The plane didn’t come. Stu lay on the rock again, fighting to stay alert. He pinched his skin, talked to himself, and checked the clock on his phone every few minutes. Screw the battery. And still, nothing came over the ridge but a lone hawk, and even if he squinted, he couldn’t pretend it was a plane. It took all evening to drag himself up the mountain again. He stopped to rest and to drain his bowels every hundred yards, too proud to soil his pants, and when he reached the hard wooden cot, he collapsed like a marathoner who’d overrun his training. In the night he was either uncomfortable or unconscious.
He couldn’t hike back down to the lake the next morning. His tortured body was too weak, so he simply hauled himself outside and leaned against the cabin, which leaned against the pine. He imagined that he looked like a small domino leaning against a large one. And he listened for the plane. He planned to fire the rifle as a signal if he heard an engine, and to use the flare from the Great Beyond emergency kit. But the sky remained quiet. It was cloudy and cold, and his hands were numb, but he didn’t have the energy to drag himself back inside for gloves, so he mostly kept them shoved into his pockets. This time the day didn’t warm up. Soon he couldn’t feel the toes on his tennis-shoed foot either. And everything that he could feel hurt. He wasn’t vomiting so much anymore, but stomach cramps doubled him over at intervals. Nor was he thirsty, but he was aware he needed to drink, and he forced himself to do so, sipping a small mouthful every minute or two. He was out of water by ten o’clock in the morning. By noon he was out of cell phone battery. The one thing he had plenty of, he noted, was bullets.
And then it began to snow again, big wet flakes.
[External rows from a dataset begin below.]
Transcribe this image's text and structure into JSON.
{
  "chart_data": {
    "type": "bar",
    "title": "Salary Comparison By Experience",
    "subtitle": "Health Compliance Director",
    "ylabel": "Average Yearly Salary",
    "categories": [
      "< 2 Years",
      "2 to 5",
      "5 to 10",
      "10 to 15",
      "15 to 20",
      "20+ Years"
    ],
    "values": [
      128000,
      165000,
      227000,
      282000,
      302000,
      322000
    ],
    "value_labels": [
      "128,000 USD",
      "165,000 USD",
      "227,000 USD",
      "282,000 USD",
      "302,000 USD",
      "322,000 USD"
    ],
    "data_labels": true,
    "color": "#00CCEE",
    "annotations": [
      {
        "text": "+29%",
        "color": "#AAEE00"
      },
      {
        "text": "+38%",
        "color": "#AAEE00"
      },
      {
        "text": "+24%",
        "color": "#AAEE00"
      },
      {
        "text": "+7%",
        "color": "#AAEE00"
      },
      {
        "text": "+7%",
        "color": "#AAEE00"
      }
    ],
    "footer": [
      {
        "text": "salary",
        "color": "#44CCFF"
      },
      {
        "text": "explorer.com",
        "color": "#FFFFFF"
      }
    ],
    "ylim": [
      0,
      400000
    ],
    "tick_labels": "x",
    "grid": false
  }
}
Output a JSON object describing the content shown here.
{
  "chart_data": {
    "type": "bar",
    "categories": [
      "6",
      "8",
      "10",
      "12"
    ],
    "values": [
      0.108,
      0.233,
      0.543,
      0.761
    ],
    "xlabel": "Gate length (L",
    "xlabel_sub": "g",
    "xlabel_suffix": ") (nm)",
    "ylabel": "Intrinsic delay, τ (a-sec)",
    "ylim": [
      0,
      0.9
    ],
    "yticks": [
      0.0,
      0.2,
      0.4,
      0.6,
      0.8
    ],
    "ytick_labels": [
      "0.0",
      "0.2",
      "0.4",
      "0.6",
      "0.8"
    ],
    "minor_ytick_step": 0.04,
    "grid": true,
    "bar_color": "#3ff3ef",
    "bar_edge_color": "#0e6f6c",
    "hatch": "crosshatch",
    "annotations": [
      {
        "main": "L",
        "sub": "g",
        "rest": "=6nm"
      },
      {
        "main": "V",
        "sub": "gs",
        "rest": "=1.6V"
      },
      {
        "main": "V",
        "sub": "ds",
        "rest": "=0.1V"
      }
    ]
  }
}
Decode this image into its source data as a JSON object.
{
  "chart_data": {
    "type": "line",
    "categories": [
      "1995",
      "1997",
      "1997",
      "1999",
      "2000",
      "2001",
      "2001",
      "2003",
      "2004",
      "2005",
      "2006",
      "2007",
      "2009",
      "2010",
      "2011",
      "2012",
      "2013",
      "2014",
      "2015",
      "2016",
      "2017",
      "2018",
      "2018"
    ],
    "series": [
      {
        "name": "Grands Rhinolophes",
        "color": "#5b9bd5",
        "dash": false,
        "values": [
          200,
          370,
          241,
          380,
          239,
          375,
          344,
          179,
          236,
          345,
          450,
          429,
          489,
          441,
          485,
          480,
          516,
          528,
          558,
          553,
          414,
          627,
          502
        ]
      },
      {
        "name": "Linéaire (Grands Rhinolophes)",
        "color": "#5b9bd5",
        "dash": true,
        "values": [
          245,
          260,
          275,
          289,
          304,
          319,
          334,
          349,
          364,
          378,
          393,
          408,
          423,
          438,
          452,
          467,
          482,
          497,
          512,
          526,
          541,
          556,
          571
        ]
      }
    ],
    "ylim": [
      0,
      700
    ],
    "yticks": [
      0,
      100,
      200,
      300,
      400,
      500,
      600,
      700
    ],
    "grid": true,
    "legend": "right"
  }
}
Stu wondered if the indigenous people had a name for this particular type. He sure did, and it wasn’t a nice one. They fell on him for maybe an hour—he could no longer keep track of the time—before he crawled back inside. He would still hear a plane from the cot, he reasoned. But it was token logic. He didn’t expect to hear anything now. He just wanted to be comfortable, or as comfortable as possible.
But as Stu stretched himself on the cot that might be his final resting place, he couldn’t get comfortable. It was a grim realization: he would die slowly and in pain, watching white snow trickle through the torn ceiling, past the red stain of rat blood he’d painted it with.
How did I get here? A simple question with an easy answer. It had all started with Butz. He’d had a sinking feeling the first time he’d read the Court of Appeals decision that had walked his murderer, and his life had been the second half of a bell curve graph ever since. This was merely the inevitable ending for which he’d volunteered seven years ago. “No body, no case,” Stu’s fellow attorneys at the Bristol County DA’s Office had warned him. He hadn’t listened. But as he lay dying in the ramshackle cabin in the middle of the Alaska interior, he wished he had.